Z Marią Domańską rozmawia Estera Flieger

Robiąc wywiad o muzeach II wojny światowej, dowiedziałam się, że na Wschodzie ich dyrektorami zostają przeważnie generałowie i byli ministrowie spraw wewnętrznych. To wymowna ilustracja znaczenia historii w Rosji.

Właściwe interpretacje wydarzeń historycznych zostały uznane przez Kreml za element bezpieczeństwa narodowego. Te uznawane za niewłaściwe traktowane są jako zagrożenie dla integralności kraju i tożsamości narodowej. Dlatego dużą rolę w rosyjskiej historiografii odgrywają wojsko i służby specjalne, których przedstawiciele – w przeciwieństwie do niezależnych historyków – mają nieograniczony dostęp do archiwów. W zasadzie dowolnie manipulują znalezionymi źródłami, przedstawiając w publikacjach tendencyjną wizję dziejów Rosji. Taki przekaz trafia też do szkół.

O tym, która interpretacja historii jest właściwa, decyduje Putin?

Reklama

Szerzej Kreml, a więc ośrodek prezydencki. Oficjalną narrację propagują natomiast szczodrze dotowane, kontrolowane przez państwo podmioty, jak np. Towarzystwo Historyczne i Towarzystwo Wojskowo-Historyczne. Ponadto sieć pseudopozarządowych organizacji. Częścią państwowej machiny jest również system edukacyjny.

To sprawia, że rosyjskie społeczeństwo kupuje historyczny przekaz Kremla?

Społeczeństwo kupuje przekaz Kremla po pierwsze dlatego, że jest on Rosjanom wtłaczany do głów już od najmłodszych lat – w szkole i mediach państwowych, a często też przez otoczenie. Po drugie, opowieść konstruowana przez obóz władzy ma wymiar kompensacyjny.

Co to znaczy?

Rosjanie żyją w coraz bardziej dysfunkcyjnym i autorytarnym systemie. Obywatelom odbiera się kolejne prawa. Pogarsza się ich sytuacja materialna, a wymachiwanie szablą przez Kreml jest kosztowne, i to w różnych obszarach.
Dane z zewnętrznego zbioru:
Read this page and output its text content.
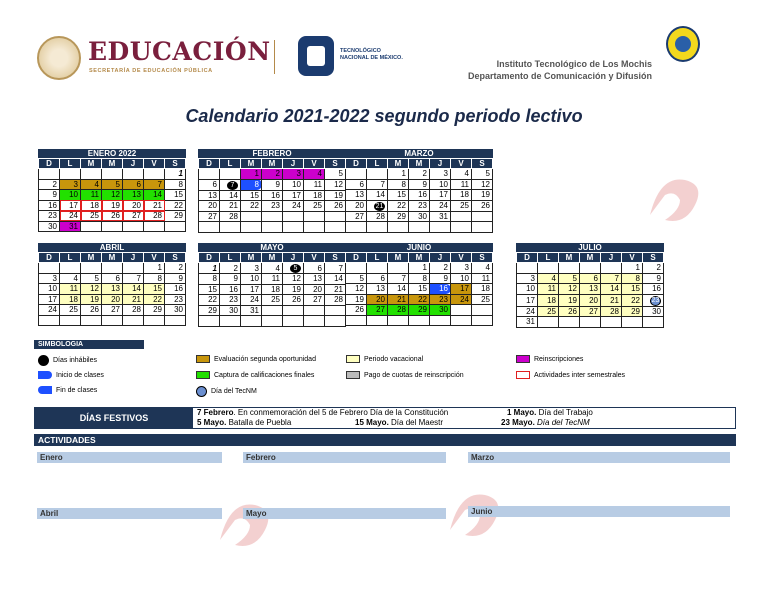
EDUCACIÓN
SECRETARÍA DE EDUCACIÓN PÚBLICA
TECNOLÓGICO
NACIONAL DE MÉXICO.
Instituto Tecnológico de Los Mochis
Departamento de Comunicación y Difusión
Calendario 2021-2022 segundo periodo lectivo
ENERO 2022
D	L	M	M	J	V	S
						1
2	3	4	5	6	7	8
9	10	11	12	13	14	15
16	17	18	19	20	21	22
23	24	25	26	27	28	29
30	31					
FEBRERO
D	L	M	M	J	V	S
		1	2	3	4	5
6	7	8	9	10	11	12
13	14	15	16	17	18	19
20	21	22	23	24	25	26
27	28					

MARZO
D	L	M	M	J	V	S
		1	2	3	4	5
6	7	8	9	10	11	12
13	14	15	16	17	18	19
20	21	22	23	24	25	26
27	28	29	30	31		

ABRIL
D	L	M	M	J	V	S
					1	2
3	4	5	6	7	8	9
10	11	12	13	14	15	16
17	18	19	20	21	22	23
24	25	26	27	28	29	30

MAYO
D	L	M	M	J	V	S
1	2	3	4	5	6	7
8	9	10	11	12	13	14
15	16	17	18	19	20	21
22	23	24	25	26	27	28
29	30	31				

JUNIO
D	L	M	M	J	V	S
			1	2	3	4
5	6	7	8	9	10	11
12	13	14	15	16	17	18
19	20	21	22	23	24	25
26	27	28	29	30		

JULIO
D	L	M	M	J	V	S
					1	2
3	4	5	6	7	8	9
10	11	12	13	14	15	16
17	18	19	20	21	22	23
24	25	26	27	28	29	30
31						
SIMBOLOGIA
Días inhábiles
Inicio de clases
Fin de clases
Evaluación segunda oportunidad
Captura de calificaciones finales
Día del TecNM
Periodo vacacional
Pago de cuotas de reinscripción
Reinscripciones
Actividades inter semestrales
DÍAS FESTIVOS
7 Febrero. En conmemoración del 5 de Febrero Día de la Constitución	1 Mayo. Día del Trabajo
5 Mayo. Batalla de Puebla	15 Mayo. Día del Maestr	23 Mayo. Día del TecNM
ACTIVIDADES
Enero	Febrero	Marzo
Abril	Mayo	Junio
Ludzie mają poczucie niewielkiej podmiotowości, bezsilności wobec państwa i wobec tego potęga państwa na arenie międzynarodowej staje się rodzajem kompensacji, wynagradza to poczucie bezsilności i frustracji. W narracji historycznej akcent położony jest na imperium i przeszłe dokonania – przede wszystkim zwycięstwo w wielkiej wojnie ojczyźnianej. W raporcie „Naprzód, w przeszłość! Rosyjska polityka historyczna w służbie «wiecznego» autorytaryzmu”, który opublikowałyśmy razem z Jadwigą Rogożą, piszę o tym, że mapa jako materialny wyraz potęgi państwa zastąpiła kartę wyborczą – wyraz podmiotowości obywatela wobec władzy.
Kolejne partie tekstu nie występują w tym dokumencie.